C’est ainsi que des joueurs déjà établis dans les championnats européens ont choisi de revêtir le maillot rouge du Maroc, tels que Yassine Bounou (né à Montréal), Achraf Hakimi (né en Espagne), Sofiane Amrabat et Hakim Ziyech (nés aux Pays-Bas). Achraf Hakimi est un exemple emblématique de cette politique.
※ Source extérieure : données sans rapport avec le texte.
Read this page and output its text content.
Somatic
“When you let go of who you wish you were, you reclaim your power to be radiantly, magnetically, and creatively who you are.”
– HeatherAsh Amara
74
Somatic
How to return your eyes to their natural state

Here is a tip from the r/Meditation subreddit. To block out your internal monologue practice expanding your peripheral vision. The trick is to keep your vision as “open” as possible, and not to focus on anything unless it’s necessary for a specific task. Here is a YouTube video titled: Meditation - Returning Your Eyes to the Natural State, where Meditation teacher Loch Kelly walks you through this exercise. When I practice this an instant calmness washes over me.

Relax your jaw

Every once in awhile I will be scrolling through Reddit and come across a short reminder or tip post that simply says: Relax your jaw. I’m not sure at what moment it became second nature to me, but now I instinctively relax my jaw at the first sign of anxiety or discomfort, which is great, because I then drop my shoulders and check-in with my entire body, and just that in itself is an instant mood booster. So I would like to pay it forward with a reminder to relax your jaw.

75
Cette stratégie a déjà porté ses fruits. Les « Lions de l’Atlas » sont devenus en 2022 la première équipe africaine à atteindre les demi-finales d’une Coupe du monde, au Qatar. Ils ont porté sur leurs épaules les espoirs de tout un continent, du monde arabe et même de la cause palestinienne. L’équipe de Walid Regragui est devenue un symbole de réussite pour les pays du « tiers monde ». La défaite en demi-finale face à la France (2-0) n’a pas entaché cette performance historique.
Le Maroc comptait à ce moment-là 14 joueurs nés en dehors de ses frontières : quatre aux Pays-Bas, quatre en Belgique, deux en France, un en Espagne, un en Italie et un au Canada. La diaspora n’est plus perçue comme un handicap, mais comme une force.
L’élan se poursuit. Le Maroc a remporté la médaille de bronze au tournoi olympique de football de Paris 2024, une première dans l’histoire du pays et sa 26e médaille au tableau des médailles. Tarik Sectioui a mis en œuvre une approche similaire à celle de Regragui, en sélectionnant des joueurs d’origine marocaine nés en Espagne, aux Pays-Bas et en Belgique. Et maintenant, le titre de champion du monde des moins de 20 ans, le premier titre FIFA officiel pour le football marocain. Younes El Bahraoui et Anas Tajaouart célèbrent le titre des moins de 20 ans du Maroc lors de la Coupe du monde des moins de 20 ans au Chili.
Othmane Maman, élu meilleur joueur du tournoi, est né à Alès, en France, et Yasser Zabiri, l’un des quatre meilleurs buteurs, commence déjà à se faire remarquer au FC Famalicão, au Portugal.
Ce n’est pas une coïncidence. Demi-finalistes d’une Coupe du monde, médaillés de bronze olympiques, champions du monde des moins de 20 ans. Et la Coupe du monde 2026 approche à grands pas, dans moins de neuf mois.